Original Item: Only One Item Available. This is a nice late WWII "last ditch" issue Japanese Model 30 Arisaka rifle bayonet with straight cross guard, complete with a rare burlap and wood scabbard, which is missing its integral leather frog. This is the first time that we have had one of these rare late issue scabbards. The bayonet does not even have any arsenal markings, so rushed was production at the time this was made.

Condition of bayonet is very good, though the blade is relatively thick, and has a 45 degree grind to both sides of the edge. There are no nicks in the blade, and it appears to have not really been used. Last ditch bayonets in this condition are extremely rare, as most were discarded, and they were generally not well made and broke often. Burlap scabbards like this are almost never seen, due to the material breaking down over the decades. Scabbard is in great shape, though it does have some age staining and wear. There originally would have been a leather frog on the back, but this has deteriorated and broken off.

A great chance to pick up a rare "last ditch" Japanese bayonet, ready to display!

History of the Type 30 Bayonet-

The Type 30 bayonet (三十年式銃剣 sanjunen-shiki juken) was a bayonet designed for the Imperial Japanese Army to be used with the Arisaka Type 30 Rifle and was later used on the Type 38 and Type 99 rifles. Some 8.4 million were produced, and it remained in front-line use from the Russo-Japanese War to the end of World War II.

Type 30 Bayonet was a single-edged sword bayonet with a 400 millimeters (15.75 in) blade and an overall length of 514 millimeters (20.24 in) with a weight of approximately 700 grams. The Type 30 bayonet is also known as the "Pattern 1897 bayonet". Early Type 30 bayonets usually sported a hooked quillon guard that gave it a distinct look, but later models had a straight hand guard. This bayonet is of the Late War design, with a straight quillon, with a roughly contoured "birds-head" pommel. The rivet-retained wooden grip is rectangular, and does not wrap around the tang. The blade is flat without fullers and blued, and the crossguard is straight but still contoured on the side. This configuration matches the last type produced at several different arsenals.

The design was intended to give the average Japanese infantryman a long enough reach to piece the abdomen of a cavalryman.

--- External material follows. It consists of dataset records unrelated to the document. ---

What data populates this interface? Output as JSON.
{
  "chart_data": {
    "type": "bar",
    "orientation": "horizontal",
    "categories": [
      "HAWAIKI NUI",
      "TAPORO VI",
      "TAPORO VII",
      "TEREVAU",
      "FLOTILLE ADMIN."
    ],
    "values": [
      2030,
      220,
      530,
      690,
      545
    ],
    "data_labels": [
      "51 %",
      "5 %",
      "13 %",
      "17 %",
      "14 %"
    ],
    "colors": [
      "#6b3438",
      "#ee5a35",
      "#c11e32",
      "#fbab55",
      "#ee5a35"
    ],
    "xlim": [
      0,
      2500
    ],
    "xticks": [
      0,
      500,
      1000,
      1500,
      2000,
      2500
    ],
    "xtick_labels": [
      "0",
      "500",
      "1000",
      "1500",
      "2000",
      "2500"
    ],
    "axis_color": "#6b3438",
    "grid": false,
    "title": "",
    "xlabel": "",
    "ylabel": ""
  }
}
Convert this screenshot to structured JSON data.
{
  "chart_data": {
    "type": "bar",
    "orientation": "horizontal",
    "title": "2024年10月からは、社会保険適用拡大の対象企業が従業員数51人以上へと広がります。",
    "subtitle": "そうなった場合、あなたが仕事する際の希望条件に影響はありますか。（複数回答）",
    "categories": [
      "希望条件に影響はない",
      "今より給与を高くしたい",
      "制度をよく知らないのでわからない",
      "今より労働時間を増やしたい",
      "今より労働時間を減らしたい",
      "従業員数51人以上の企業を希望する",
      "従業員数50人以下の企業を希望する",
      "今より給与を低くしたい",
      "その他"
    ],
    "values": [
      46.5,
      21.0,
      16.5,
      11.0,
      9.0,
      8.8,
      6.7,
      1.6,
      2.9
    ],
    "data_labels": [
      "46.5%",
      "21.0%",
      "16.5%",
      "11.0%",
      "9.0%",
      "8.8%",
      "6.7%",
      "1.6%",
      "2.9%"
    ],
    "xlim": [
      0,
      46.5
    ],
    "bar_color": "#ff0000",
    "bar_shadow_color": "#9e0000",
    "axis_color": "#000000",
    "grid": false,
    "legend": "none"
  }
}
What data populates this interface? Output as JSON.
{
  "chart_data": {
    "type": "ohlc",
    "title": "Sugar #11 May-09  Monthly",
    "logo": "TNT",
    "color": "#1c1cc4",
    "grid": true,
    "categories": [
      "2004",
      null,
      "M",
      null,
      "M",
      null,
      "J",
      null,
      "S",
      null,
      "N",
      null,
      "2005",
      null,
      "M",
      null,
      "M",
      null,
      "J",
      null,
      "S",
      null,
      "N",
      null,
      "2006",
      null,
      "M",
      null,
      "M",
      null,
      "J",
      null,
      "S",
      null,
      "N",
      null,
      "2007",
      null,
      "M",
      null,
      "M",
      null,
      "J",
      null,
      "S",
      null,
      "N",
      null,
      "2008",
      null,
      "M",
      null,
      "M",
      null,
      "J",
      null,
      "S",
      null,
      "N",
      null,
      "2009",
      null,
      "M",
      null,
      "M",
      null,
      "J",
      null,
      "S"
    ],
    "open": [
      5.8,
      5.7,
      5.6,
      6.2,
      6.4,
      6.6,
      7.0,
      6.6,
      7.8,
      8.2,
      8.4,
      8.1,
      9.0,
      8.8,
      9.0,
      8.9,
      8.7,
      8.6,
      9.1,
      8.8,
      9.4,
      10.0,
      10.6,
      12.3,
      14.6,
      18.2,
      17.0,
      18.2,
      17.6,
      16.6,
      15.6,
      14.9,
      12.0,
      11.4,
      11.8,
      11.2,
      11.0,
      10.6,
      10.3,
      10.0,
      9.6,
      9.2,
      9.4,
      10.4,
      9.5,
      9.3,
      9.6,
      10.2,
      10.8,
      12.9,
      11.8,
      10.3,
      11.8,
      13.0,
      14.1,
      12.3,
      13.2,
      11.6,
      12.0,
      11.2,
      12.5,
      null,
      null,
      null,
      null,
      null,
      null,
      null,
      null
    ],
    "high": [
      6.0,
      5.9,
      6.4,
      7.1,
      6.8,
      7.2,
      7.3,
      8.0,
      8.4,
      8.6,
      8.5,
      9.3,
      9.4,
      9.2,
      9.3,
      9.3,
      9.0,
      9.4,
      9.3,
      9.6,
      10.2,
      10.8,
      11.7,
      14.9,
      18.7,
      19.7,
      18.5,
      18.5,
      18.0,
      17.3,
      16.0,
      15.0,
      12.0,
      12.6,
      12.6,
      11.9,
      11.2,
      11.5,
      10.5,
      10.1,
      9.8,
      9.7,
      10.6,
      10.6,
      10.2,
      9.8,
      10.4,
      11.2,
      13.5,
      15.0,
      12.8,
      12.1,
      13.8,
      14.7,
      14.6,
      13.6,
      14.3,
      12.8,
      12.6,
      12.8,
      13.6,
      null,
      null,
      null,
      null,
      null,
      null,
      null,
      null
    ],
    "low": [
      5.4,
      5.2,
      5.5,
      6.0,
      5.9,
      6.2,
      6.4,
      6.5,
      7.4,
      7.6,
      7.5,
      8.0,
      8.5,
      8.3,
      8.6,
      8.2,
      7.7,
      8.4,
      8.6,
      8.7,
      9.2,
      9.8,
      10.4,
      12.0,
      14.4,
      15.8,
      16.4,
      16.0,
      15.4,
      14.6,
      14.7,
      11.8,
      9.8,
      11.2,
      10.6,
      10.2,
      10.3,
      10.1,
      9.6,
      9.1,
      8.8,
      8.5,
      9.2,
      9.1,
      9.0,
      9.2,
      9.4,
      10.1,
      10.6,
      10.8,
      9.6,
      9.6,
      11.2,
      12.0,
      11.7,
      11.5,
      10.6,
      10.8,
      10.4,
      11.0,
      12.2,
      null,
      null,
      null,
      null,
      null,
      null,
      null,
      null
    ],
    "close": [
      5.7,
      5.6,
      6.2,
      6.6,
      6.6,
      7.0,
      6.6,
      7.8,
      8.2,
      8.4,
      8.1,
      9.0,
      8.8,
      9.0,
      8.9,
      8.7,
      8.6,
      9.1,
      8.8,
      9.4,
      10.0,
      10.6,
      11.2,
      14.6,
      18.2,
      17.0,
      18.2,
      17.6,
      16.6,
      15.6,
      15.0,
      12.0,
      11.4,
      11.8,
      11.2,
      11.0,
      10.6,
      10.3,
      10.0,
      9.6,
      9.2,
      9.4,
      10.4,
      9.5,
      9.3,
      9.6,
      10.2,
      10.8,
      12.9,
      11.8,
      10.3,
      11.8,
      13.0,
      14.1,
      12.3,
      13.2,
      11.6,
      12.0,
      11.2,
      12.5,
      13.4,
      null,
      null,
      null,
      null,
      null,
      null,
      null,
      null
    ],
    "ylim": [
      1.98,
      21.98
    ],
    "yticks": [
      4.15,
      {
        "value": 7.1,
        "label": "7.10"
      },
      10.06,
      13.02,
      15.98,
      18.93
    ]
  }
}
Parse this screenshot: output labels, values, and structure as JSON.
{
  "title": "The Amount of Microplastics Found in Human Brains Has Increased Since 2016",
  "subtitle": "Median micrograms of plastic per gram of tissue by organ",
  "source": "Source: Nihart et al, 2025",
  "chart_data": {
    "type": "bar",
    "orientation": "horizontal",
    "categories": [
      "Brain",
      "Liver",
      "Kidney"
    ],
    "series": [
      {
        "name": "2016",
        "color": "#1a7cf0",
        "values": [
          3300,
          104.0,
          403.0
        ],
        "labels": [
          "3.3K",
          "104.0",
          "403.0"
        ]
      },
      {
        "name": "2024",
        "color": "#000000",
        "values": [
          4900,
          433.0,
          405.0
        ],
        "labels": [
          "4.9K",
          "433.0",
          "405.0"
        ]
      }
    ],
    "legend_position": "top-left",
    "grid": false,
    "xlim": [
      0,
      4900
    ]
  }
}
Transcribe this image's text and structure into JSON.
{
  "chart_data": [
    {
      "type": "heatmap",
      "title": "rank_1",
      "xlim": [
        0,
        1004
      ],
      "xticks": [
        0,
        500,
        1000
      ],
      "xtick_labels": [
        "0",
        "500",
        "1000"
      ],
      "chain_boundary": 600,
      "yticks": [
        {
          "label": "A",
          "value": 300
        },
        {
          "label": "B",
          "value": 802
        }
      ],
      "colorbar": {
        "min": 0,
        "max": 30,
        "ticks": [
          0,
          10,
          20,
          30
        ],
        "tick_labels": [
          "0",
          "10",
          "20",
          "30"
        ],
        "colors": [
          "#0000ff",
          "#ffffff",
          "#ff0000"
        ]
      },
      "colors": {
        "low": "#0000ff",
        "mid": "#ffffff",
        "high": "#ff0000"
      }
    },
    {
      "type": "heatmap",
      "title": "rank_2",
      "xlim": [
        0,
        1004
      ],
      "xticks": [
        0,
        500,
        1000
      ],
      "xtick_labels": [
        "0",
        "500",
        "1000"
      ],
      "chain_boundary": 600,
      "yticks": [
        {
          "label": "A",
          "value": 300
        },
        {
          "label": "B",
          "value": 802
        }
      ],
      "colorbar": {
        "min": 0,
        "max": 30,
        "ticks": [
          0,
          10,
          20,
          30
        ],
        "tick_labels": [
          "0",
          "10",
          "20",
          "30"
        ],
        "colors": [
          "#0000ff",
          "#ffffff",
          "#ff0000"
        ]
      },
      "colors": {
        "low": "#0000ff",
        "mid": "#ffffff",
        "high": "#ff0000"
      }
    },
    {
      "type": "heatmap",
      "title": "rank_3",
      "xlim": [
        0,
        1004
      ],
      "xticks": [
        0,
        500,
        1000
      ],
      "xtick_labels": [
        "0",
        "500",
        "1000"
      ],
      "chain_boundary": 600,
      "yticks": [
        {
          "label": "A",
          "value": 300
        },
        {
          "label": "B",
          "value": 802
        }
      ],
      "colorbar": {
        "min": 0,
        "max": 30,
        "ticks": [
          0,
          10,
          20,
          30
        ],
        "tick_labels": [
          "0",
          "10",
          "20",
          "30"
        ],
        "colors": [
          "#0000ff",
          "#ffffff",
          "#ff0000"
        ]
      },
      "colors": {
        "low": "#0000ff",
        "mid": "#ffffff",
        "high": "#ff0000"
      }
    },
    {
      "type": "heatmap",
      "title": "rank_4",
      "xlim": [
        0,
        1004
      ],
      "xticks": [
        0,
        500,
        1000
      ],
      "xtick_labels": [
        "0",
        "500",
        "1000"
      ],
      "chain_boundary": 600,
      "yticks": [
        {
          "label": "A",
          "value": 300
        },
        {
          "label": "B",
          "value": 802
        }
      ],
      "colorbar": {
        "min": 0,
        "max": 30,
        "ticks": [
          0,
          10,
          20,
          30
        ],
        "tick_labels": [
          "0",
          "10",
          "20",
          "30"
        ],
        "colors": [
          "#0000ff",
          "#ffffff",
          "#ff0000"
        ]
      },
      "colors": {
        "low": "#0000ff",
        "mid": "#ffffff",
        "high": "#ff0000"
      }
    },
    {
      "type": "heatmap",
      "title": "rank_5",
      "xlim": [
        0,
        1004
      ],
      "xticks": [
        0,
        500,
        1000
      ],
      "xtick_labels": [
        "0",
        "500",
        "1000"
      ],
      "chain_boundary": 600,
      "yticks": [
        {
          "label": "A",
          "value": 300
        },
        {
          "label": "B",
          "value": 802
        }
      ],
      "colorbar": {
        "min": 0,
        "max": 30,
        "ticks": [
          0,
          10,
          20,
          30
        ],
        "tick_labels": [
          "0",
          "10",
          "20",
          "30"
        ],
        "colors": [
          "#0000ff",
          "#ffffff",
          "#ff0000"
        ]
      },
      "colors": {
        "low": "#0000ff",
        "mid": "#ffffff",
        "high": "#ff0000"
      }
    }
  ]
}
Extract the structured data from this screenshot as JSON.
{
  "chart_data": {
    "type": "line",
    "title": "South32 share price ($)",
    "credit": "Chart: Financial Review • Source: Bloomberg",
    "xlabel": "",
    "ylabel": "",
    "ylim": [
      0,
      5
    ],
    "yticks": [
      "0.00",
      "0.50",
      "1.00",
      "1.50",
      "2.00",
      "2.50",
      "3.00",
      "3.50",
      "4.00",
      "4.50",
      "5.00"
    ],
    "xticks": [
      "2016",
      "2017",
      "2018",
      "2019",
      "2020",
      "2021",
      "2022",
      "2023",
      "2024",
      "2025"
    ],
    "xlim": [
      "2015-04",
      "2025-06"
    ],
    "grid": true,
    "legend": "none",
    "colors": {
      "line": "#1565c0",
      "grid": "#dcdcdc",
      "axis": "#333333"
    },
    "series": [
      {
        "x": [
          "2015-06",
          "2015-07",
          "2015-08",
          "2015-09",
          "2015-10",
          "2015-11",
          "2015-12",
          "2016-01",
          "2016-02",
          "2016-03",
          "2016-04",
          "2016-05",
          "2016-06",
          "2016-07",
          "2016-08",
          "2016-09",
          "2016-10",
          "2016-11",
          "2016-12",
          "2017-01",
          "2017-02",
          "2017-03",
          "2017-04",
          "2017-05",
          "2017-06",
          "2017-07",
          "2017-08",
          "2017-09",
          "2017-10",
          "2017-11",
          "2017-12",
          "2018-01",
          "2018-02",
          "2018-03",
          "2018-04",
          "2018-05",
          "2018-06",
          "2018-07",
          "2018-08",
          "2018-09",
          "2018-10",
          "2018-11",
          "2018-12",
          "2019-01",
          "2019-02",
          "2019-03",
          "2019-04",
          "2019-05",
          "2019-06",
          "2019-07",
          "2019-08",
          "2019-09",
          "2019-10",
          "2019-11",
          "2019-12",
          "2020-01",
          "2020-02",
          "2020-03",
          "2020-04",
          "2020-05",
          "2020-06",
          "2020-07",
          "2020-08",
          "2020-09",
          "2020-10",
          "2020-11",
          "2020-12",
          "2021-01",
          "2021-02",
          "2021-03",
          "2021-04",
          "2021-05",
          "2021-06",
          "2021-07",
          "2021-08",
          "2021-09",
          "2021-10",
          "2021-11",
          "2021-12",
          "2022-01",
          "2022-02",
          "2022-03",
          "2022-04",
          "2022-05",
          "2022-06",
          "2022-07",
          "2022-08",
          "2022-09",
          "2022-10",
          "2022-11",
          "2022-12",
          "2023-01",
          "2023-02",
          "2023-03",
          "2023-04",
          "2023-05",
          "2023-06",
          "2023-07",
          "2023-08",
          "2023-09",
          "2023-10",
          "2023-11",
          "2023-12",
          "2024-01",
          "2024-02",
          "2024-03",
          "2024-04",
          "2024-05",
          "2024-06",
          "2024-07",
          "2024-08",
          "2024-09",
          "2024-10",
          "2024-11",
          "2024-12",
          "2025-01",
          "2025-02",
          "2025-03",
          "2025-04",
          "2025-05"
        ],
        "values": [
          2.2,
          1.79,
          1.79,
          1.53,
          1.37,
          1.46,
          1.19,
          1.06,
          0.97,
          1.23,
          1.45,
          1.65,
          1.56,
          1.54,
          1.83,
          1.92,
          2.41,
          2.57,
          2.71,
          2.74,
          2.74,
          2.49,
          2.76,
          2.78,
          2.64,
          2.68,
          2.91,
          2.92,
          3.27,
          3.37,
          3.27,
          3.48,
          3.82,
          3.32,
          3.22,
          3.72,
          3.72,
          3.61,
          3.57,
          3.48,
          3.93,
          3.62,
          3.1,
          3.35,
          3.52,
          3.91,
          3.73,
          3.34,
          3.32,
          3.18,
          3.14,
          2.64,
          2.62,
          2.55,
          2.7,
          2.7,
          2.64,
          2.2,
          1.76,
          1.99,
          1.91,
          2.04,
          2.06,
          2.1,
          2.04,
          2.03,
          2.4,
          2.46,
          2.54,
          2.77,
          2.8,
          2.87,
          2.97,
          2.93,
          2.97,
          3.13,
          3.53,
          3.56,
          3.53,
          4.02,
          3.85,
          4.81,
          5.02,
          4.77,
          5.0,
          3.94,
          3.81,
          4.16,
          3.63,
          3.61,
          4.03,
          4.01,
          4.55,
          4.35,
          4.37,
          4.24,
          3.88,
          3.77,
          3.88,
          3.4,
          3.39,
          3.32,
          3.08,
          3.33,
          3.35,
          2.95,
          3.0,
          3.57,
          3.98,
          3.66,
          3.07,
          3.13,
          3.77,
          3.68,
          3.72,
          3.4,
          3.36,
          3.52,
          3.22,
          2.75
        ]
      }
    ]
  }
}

However, the design had a number of drawbacks, some caused by the poor quality of forgings used, which tended to rust quickly and not hold an edge, and to break when bent.

These bayonets were manufactured from 1897 to 1945 at a number of locations, including the Kokura Arsenal, Koishikawa Arsenal (Tokyo) and Nagoya Arsenal, as well as under contract by private manufacturers including Matsushita, Toyoda Automatic Loom and many others, including Jinsen Arsenal in Occupied Korea. Towards the end of the war, production was so rushed that markings could be left off.